I recently rewatched one of my favorite scifi films, Forbidden Planet (1956). I did not ask my wife to watch it with me as we had viewed it for one of my birthday scifi film festivals a few years ago. My wife’s enthusiasm for scifi films from the 1950s does not approach my own — in the same way that my understanding of physics does not approach Neil deGrasse Tyson’s. But she loves me, so she usually hangs in there. She did ask me at one point what I liked about these old movies, because the appeal isn’t obvious to her. The special effects tend to look kind of cheesy, the dialogue is stilted, and the stories can be hard to relate to.
This got me to thinking about the question of what attracts me to scifi and fantasy in general. The answer was not immediately clear to me.
Why are some people attracted to one genre of writing or entertainment over another? Why do some folks love westerns, while others like horror, and still others prefer mysteries or romances? Why do some people eschew genre trappings and only pursue contemporary fiction and drama?
In my own case, something about scifi and fantasy lights up the neurons of my brain in a way that other fiction never has. I appreciate a good mystery and love a good western, but nothing kindles my interest like scifi and fantasy.
I always loved to read as a kid. My father was a bibliophile and my parents were big on reading being a thing you did as a kid. They were always buying me books, until I started getting an allowance and buying my own. The first book I remember really being interested in enough to want to read twice was a scifi book. The first scifi book I ever read. I think I must have been about 8 or 9 years old. I remember I was in 3rd grade. I think.
I can’t remember the title of the book, but I remember it was about a spaceship that traveled to the moon with three kids my age. To me, most stories have two layers of interest. What the plot is about and what the characters do. But even in that simple scifi story I could see a third layer made up of ideas, even if I couldn’t articulate that. The ideas drew me in.
Scifi, far more than fantasy, is about ideas. In essence the idea of a world where things we can only imagine now are possible. This, for me, is probably the essential appeal of scifi and fantasy — immersion in a world that is different from our own. In scifi it’s usually an extrapolation forward into some possible future, while in fantasy it’s usually a reimagining of a particular time in our past. In scifi the impossible is accomplished through science and technology, while in fantasy the impossible is accomplished through magic.
In both the stakes are usually higher than what you might find in other genres. In a mystery the heroine is trying to find the killer. In a western the heroine is trying to defeat the outlaw and maybe save the town. In scifi the heroine might be trying to save the entire planet from an alien invasion, or in fantasy the heroine might be trying to save the whole kingdom from a monstrous menace.
Ideas. Heightened stakes. Immersive alternate worlds. Possible futures. Heroic characters.

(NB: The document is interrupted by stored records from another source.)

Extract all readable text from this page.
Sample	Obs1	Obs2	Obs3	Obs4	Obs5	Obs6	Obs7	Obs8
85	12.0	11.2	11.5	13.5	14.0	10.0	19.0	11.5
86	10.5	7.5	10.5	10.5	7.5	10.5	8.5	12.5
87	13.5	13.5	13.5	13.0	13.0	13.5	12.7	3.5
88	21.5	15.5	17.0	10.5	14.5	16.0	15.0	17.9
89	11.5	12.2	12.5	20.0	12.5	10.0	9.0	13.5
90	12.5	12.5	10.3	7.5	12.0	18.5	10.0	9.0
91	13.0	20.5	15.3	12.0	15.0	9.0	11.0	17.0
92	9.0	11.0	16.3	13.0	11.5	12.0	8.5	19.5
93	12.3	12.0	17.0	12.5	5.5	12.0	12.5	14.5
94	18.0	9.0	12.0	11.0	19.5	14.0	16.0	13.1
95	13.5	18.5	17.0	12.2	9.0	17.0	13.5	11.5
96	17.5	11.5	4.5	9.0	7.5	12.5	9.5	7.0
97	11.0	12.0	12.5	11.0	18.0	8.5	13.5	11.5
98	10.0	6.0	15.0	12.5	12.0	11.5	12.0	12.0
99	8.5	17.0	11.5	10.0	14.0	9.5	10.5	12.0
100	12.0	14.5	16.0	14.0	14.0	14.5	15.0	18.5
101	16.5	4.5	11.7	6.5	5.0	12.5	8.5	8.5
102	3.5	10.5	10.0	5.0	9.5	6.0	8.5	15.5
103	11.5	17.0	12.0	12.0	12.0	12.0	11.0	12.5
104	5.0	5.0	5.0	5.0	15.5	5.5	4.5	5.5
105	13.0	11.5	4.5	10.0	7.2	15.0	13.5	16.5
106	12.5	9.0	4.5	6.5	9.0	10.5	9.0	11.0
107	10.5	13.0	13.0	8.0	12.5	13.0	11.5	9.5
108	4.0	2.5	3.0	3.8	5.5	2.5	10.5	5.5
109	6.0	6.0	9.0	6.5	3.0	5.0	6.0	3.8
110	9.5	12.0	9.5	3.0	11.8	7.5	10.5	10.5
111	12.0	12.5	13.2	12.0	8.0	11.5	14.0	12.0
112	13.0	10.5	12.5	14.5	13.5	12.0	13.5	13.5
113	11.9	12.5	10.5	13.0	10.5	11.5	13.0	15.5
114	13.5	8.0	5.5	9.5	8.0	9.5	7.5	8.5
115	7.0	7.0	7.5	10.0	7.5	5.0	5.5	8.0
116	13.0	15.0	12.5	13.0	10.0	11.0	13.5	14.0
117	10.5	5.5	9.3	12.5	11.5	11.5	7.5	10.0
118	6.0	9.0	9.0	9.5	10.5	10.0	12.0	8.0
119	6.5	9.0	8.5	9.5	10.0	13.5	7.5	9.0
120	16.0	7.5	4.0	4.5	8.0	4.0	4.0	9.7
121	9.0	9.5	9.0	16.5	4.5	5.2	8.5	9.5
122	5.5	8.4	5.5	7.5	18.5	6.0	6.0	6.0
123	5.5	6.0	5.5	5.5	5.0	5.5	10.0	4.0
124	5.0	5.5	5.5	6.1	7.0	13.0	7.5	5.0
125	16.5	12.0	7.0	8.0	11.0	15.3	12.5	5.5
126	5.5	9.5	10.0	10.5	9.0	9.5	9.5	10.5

Really, what’s not to like?
Of course, it’s deeper than that. There is also a strong vein of justice that dominates genre fiction. Criminals get caught in mysteries. Outlaws brought to the law in westerns. Romance, scifi, and fantasy also have a strong sense of moral justice running through them. That, I think, is part of the appeal. When you read a contemporary non-genre novel you expect that the villain may go unpunished or the protagonist may be a reprehensibly unlikable character. Some genre fiction blurs that moral line with unsavory characters and plots with thwarted justice, but by and large they present a relatively stable moral universe. Evil is punished and good rewarded.
Now, there are probably plenty of pseudo psychological explanations for why people would be attracted to that kind of story world. I can only speak for my own, and hope that I am aware enough of my motivations and desires, conscious and unconscious, to explain them accurately. For me it is not that I wish to escape from the ‘reality’ of our world with its moral complexities and vagaries, but rather that I enjoy imagining the possibility of another world where things are not simpler, but rather where that complexity engenders a deeper sense of the best potentials of human nature even when confronting the worst aspects of human behavior.
So, in a nutshell that’s why I like scifi and fantasy and why I choose to write the kinds of stories I do rather than other kinds of stories.
I like ideas. I like imaging other possible worlds. I like adventure. I like heroism. I like seeing the impossible accomplished. I like justice.
I also like aliens, cool spaceships, robots, ray guns, magic swords, dragons, and castles.
Maybe that’s why I really like scifi and fantasy.